Sunday, January 22, 2012

Some hard things get easier

Sandy had a lot of clothing, despite her frequent complaints to the contrary. I gathered it all together from the dresser drawers, bedroom closet, the storage container under the bed, the suitcase that had seasonal clothes tucked into it, the closet in her room, boxes of clothes in the basement, and so on. Everywhere I wandered in the house, I found more of Sandy's clothing. (I'm still finding more, including two sweatshirts in the car when I cleaned it out before donating it.)

I evaluated it all, and was surprised to realize that I could wear much of it myself. In fact, more than half of her clothing fit me in style and size. (It helps that I tend to wear my clothing a little on the large side.) There were a few other things I kept for sentimental reasons. (For example, the dress she wore the night we got together is something I'll never wear, but I'll also never part with.)

When she sang with the Seattle Women's Chorus, they wore
these outfits.
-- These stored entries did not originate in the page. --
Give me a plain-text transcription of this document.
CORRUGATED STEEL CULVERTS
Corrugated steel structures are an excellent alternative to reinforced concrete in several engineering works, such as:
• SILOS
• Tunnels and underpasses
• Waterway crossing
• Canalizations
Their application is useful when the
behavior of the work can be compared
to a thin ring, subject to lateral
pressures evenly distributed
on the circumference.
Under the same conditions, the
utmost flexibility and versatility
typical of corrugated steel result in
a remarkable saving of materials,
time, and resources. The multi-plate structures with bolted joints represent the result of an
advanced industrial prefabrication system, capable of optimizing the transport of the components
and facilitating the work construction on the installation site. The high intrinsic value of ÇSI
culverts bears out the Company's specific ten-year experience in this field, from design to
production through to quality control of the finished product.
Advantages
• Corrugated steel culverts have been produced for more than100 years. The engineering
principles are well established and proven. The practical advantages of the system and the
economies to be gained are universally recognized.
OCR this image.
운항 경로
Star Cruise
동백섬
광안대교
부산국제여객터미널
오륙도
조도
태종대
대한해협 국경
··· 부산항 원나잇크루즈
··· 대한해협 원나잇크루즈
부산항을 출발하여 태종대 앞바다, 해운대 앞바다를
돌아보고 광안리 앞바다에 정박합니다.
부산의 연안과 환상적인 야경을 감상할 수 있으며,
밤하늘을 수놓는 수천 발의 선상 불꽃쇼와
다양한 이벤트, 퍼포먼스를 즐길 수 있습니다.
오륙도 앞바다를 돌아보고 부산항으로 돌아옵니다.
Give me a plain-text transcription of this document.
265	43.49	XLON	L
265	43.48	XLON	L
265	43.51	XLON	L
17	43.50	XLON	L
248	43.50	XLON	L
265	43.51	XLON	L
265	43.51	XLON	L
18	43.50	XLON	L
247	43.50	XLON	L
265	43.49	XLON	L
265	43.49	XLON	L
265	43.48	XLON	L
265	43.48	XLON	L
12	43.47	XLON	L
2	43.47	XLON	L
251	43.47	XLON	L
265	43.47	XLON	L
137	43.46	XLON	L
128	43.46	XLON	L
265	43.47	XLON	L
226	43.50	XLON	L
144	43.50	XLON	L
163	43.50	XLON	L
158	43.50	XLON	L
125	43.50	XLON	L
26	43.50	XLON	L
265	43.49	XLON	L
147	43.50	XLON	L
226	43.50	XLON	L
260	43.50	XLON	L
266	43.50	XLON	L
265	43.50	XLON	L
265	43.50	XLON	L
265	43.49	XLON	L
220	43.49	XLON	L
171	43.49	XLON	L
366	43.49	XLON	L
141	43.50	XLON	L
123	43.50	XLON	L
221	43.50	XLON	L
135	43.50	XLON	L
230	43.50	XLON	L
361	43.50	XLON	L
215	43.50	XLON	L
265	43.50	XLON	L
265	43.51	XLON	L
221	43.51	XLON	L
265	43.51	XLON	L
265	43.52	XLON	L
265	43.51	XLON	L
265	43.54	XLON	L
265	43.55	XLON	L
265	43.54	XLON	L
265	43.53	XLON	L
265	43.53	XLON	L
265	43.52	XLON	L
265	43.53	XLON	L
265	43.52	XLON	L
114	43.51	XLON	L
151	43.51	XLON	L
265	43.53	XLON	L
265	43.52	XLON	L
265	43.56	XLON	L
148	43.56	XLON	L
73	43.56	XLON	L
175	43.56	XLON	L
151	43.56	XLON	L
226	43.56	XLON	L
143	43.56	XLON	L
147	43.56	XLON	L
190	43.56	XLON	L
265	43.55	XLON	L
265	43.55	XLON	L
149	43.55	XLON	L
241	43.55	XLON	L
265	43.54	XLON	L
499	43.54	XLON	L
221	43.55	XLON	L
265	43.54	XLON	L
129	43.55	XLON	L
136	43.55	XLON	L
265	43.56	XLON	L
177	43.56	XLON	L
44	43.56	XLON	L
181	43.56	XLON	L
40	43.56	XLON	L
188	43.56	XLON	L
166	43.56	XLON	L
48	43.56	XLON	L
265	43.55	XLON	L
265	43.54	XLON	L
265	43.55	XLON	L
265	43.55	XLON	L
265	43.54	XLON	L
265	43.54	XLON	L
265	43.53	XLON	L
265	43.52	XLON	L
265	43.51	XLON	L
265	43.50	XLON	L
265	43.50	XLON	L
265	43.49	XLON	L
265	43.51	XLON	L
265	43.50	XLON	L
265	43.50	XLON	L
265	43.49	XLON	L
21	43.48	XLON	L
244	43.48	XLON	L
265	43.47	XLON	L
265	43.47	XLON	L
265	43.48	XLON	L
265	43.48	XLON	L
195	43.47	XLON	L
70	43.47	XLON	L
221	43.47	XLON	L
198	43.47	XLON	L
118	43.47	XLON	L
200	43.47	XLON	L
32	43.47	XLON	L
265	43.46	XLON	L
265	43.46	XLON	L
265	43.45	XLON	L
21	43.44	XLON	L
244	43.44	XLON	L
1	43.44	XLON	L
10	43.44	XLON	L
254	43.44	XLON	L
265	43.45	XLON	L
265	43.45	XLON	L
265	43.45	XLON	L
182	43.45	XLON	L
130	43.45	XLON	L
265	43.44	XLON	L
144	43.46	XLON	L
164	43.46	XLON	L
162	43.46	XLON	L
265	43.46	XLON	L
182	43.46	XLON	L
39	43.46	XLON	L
Later, she repurposed the shirt and the jacket
for Vividcon and a few other festive occasions. So even
though there were probably 50 women with that exact outfit,
the clothes have become uniquely Sandy's and need to go to
someone who will appreciate them.
Everything else I heaped in a pile and offered up to friends and family. Several people have taken things, but still the pile was huge. Today, I went through what remains and separated the special pieces from those that she either didn't wear all that much or didn't particularly care for. Four boxes are ready for Goodwill (in addition to three that have already gone), and I've hung the special things in her closet until they are claimed by people who love her.

Even three months ago, the idea of giving most of that pile to Goodwill physically hurt. I couldn't do it, both because I couldn't irretrievably let go of things that belonged to Sandy and because I feared that someone would want something of hers and I'd have nothing left that I was willing to give away.

But I've changed. It felt good today to box up a bunch of stuff for Goodwill, freeing up space in the house and in my brain. I enjoyed acknowledging that some of the clothing really wasn't meaningful to her, and she'd have been happy to donate it. And it pleased me that what remains are things that do have meaning, that deserve the space until I find the right people to give them to.

Shortly after Sandy died, I read some advice for grievers that said, basically, don't feel you have to do all the hard things at once. If it's hard, set it aside and come back to it later. At the time I thought that meant you should just space them out, but that the tasks would remain hard. I couldn't imagine anything getting any easier. But weirdly, many things have. In fact, the presence of that pile of clothing had become more of a burden than disposing of it was.

Now I'm wondering about the other things that are too hard today. When might they become doable? Will I someday be able to travel again? To spend weekends at our favorite places? I hope so.